Entscheidend ist der Zeitpunkt des  Inverkehrbringens.
Warum sollte eine Eigennutzung nicht gelten, eine Firma die Maschinen für den Eigengebrauch baut ist Hersteller und unterscheidet sich nicht von einer Maschinenbaufirma.


----------



## cam1704 (9 August 2010)

Hallo Safety,

versteh ich dich richtig: Die Eigenverwendung als Vorführmaschine gilt als Inverkehrbringen und damit kann die Maschine so verkauft werden wie sie ist (nach alter MRL) und muss nicht auf die neue MRL angepasst werden ?!?

Beste Grüße


----------



## MSB (9 August 2010)

Also rein praktisch ist es so, der Tag der Rechtsgültigkeit läuft ab dem Inverkehrbringen.
Genau zu dem Zeitpunkt muss die Maschine mit allen potentiell in Frage kommenden Normen/Gesetzen übereinstimmen.

Definition:
„Inverkehrbringen“ die entgeltliche oder unentgeltliche erstmalige Bereitstellung einer Maschine an den Endnutzer.

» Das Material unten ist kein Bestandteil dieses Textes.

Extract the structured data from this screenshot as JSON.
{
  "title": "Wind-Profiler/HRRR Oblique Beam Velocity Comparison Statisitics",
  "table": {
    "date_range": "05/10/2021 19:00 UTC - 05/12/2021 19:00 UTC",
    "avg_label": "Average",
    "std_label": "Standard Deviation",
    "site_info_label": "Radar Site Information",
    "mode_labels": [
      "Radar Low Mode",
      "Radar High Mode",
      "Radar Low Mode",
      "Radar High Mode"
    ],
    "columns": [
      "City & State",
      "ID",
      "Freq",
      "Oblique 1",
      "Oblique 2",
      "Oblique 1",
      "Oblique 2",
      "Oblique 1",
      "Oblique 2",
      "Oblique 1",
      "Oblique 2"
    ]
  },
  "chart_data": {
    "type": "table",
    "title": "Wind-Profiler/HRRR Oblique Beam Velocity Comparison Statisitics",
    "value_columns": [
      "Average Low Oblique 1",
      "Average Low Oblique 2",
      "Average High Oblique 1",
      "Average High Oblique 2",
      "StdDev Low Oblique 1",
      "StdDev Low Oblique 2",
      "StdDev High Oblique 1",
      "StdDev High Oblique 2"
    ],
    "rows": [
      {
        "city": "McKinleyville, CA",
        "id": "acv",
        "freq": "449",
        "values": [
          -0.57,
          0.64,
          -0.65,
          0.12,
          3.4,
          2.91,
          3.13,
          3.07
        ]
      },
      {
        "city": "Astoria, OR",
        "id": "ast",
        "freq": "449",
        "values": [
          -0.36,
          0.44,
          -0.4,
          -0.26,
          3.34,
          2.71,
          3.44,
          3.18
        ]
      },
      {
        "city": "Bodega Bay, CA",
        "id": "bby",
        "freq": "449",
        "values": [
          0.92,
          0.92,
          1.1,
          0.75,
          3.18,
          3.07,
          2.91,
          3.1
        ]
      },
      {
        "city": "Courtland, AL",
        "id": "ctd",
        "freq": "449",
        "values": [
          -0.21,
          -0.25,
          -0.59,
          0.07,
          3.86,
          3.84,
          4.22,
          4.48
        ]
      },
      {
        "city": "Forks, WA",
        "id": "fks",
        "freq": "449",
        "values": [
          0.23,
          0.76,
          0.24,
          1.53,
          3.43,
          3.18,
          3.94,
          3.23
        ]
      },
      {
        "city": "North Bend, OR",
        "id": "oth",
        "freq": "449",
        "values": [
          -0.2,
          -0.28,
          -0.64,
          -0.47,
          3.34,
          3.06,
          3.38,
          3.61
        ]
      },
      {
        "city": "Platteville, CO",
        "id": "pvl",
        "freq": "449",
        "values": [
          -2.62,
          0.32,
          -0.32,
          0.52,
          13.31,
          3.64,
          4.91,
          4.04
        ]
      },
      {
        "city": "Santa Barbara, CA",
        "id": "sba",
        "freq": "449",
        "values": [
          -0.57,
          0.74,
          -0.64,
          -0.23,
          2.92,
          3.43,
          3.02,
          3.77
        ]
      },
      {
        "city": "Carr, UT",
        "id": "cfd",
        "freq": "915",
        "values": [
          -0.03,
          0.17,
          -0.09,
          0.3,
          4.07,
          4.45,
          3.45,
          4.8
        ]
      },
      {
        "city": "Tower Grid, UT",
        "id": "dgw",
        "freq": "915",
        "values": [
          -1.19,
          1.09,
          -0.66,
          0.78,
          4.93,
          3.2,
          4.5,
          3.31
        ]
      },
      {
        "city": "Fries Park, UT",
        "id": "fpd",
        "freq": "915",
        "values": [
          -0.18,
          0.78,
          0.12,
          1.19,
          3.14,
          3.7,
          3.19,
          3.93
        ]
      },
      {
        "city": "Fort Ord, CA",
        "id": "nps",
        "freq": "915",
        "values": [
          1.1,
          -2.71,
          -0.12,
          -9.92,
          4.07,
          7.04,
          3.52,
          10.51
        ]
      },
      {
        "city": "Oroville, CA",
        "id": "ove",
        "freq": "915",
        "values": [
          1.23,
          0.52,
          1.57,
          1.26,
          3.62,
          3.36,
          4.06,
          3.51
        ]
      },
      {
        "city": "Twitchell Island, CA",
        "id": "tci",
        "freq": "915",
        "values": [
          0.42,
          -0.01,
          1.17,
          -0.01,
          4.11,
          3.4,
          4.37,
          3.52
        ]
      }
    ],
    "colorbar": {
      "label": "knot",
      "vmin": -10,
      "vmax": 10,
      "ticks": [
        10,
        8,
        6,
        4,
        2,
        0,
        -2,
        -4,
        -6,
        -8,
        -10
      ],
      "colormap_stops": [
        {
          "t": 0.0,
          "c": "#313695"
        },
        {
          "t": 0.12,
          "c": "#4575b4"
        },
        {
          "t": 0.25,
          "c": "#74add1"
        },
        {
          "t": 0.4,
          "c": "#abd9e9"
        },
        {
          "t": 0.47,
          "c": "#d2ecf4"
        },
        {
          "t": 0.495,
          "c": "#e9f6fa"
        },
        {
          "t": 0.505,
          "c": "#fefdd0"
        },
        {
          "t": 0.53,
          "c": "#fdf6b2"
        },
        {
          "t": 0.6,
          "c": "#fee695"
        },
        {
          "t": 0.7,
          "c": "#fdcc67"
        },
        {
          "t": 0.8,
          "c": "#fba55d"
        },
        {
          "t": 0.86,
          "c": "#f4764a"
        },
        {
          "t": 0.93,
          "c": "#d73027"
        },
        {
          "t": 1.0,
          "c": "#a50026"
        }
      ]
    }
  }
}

In deinem Fall hast du die Maschine also quasi unentgeltlich den Mitarbeitern deiner Firma bereitgestellt.

Da deine Maschine nun also eindeutig zur Rechtsgültigkeit der alten MRL seiner bestimmungsgemäßen Verwendung
zugeführt wurde, gilt hier auch eindeutig die alte MRL ... vorausgesetzt natürlich,
du verkaufst die Maschine ohne "wesentliche Änderung" und natürlich mit allem an Doku was die alte MRL halt so gefordert hat.

Mfg
Manuel


----------



## Connelly (7 September 2010)

Safety schrieb:


> Hallo,
> die Maschinenrichtlinie hat keine Übergangszeit.


 
Wir überall gelehrt, ist so nicht ganz richtig. Die neue MaschRL ist bereits in Kraft, stimmt. Im Moment gilt aber immer noch die Konformitätsvermutung und wie ich gerade wieder gelesen habe, soll sie bis Ende 2012 verlängert werden.

Zu Lesen hier:
*Übergangsfrist EN 954-1 jetzt doch verlängert*

Nach dem Verzeichnis der harmonisierten Normen zur Maschinenrichtlinie 98/37/EG, abgedruckt im EU-Amtsblatt C 74/4 vom 28.03.2009, läuft die Konformitätsvermutung der EN 954-1 am 28.12.2009 aus.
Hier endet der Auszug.